IMPORTANT NOTE: This article is not intended to provide advice, recommendations or offers to buy or sell any product or service. The information provided is compiled from our own research that we believe to be reasonable and accurate at the time of writing, but is subject to change without notice. Forward-looking statements are based on our assumptions, results could differ materially. 

Reg. T.M., M.K. Leith Wheeler Investment Counsel Ltd.
M.D., M.K. Leith Wheeler Investment Counsel Ltd.
Registered, U.S. Patent and Trademark Office.

APPENDIX

A Small Sample of Companies We Own

Manulife, a life insurance business with an established presence in Asia a source of growth going forward where scale is needed. Despite its much stronger financial position today, it traded down to levels last seen during the financial crisis of 2008.

Brookfield Asset Management, a leading asset manager with deep global expertise and scale in real estate, infrastructure and private equity. As money continues to flow into these areas, they are well positioned to lengthen their track record of growing fees and sharing in superior returns.

WPT REIT, an investment trust with exposure to industrial real estate, which is very much in demand as warehouses are needed for e-commerce storage and distribution.

AECOM, an infrastructure business which engages in the design, build, finance, and operation of infrastructure assets for governments and businesses.

Frontdoor, a home appliance business which is furthering its competitive advantage by building out a technology platform that allows contractors to view and troubleshoot appliance problems remotely.

Broadcom, which supplies a diverse collection of semiconductor chips and business critical software solutions. Its 5% dividend yield is one of the highest in the Technology sector.

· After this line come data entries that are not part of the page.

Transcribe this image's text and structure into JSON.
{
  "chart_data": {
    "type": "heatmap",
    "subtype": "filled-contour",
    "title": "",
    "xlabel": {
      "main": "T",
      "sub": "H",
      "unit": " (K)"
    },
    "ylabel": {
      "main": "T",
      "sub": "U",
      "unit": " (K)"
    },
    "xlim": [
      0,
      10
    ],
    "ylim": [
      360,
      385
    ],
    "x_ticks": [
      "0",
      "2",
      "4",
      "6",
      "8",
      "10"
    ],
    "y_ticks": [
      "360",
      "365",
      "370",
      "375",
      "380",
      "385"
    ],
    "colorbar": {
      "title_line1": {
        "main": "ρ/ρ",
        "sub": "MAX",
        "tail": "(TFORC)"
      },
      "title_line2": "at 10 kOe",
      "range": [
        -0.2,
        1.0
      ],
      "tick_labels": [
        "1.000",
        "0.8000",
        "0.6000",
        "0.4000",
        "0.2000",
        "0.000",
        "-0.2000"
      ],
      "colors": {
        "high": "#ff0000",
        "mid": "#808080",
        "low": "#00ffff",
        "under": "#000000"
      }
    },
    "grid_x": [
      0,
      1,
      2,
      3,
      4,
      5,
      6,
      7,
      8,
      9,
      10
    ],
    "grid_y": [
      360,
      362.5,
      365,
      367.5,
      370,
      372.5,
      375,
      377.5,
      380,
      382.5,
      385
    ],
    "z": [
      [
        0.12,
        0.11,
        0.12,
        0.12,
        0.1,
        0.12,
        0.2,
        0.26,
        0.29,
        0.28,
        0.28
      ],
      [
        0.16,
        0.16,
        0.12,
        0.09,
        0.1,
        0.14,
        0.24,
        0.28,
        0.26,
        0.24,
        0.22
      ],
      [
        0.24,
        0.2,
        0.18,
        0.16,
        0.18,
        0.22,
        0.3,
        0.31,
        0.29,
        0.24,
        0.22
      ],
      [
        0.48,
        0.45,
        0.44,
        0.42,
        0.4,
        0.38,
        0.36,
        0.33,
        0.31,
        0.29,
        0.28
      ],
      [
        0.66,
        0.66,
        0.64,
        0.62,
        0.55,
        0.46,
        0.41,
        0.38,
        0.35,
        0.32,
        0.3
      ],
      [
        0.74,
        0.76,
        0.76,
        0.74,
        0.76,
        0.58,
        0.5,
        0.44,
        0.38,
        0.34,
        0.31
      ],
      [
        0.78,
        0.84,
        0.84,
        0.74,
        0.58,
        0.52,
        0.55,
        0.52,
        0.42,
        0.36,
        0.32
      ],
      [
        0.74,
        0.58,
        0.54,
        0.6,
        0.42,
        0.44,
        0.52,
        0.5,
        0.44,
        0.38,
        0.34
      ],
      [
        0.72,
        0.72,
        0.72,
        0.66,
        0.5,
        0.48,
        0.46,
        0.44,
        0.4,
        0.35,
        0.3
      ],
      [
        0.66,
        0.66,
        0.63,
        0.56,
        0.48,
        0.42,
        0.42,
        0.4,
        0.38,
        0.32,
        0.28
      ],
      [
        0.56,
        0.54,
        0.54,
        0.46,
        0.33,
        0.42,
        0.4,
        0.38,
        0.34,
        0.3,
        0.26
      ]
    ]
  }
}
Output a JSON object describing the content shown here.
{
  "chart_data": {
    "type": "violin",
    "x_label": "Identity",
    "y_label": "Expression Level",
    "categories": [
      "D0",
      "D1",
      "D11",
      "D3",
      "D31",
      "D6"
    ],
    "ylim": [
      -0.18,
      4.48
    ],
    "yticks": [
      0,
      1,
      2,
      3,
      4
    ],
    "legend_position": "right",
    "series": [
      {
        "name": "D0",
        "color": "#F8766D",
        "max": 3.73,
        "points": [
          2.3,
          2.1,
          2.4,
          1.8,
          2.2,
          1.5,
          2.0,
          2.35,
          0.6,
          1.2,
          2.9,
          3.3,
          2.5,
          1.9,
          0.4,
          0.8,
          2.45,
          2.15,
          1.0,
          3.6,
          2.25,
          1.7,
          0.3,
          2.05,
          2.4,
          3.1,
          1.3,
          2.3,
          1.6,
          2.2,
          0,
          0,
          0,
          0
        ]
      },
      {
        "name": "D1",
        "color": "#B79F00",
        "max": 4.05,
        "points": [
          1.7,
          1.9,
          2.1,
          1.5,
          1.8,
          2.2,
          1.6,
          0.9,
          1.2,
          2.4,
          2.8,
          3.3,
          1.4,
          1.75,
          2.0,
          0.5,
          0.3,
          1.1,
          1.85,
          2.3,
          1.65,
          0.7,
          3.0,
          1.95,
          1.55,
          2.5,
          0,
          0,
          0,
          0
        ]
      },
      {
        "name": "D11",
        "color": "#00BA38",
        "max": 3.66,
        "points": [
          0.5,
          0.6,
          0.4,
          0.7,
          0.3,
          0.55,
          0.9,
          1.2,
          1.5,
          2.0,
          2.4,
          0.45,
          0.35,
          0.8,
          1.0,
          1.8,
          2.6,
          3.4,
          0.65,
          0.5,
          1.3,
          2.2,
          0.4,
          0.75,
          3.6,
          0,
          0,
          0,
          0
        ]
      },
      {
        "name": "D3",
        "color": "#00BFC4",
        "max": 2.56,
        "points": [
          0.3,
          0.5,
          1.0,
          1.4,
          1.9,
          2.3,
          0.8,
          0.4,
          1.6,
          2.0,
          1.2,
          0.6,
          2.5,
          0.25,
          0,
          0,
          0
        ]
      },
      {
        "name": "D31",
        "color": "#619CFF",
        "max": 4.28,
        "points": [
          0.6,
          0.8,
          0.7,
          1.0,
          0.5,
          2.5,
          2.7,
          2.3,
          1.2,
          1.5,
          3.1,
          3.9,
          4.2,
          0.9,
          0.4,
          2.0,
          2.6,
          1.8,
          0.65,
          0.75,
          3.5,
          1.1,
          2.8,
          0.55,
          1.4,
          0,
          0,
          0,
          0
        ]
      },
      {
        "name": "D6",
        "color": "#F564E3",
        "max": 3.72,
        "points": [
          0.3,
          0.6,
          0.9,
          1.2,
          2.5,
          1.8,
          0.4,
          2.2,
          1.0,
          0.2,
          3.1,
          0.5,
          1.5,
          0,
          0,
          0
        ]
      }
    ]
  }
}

ASGN, an IT staffing firm, is capital-light and less cyclical than a more cyclical staffing business. Supply for IT talent remains tight and scrutiny is high on compliance and data security, which leaves this leading firm well positioned to grow.

Keysight, which is involved in testing prototypes of communication devices, including cellphones. Decades of R&D brings strong barriers to entry, this business is poised to benefit from the new 5G wireless cycle.

Checkpoint Software, which provides cyber security solutions, is currently helping customers navigate their transitions to the cloud.

FANUC, one of the largest global manufacturers of industrial automation equipment used to control machine tools on a factory floor. In a post-COVID-19 world, automating production can reduce factory downtime and improve efficiency.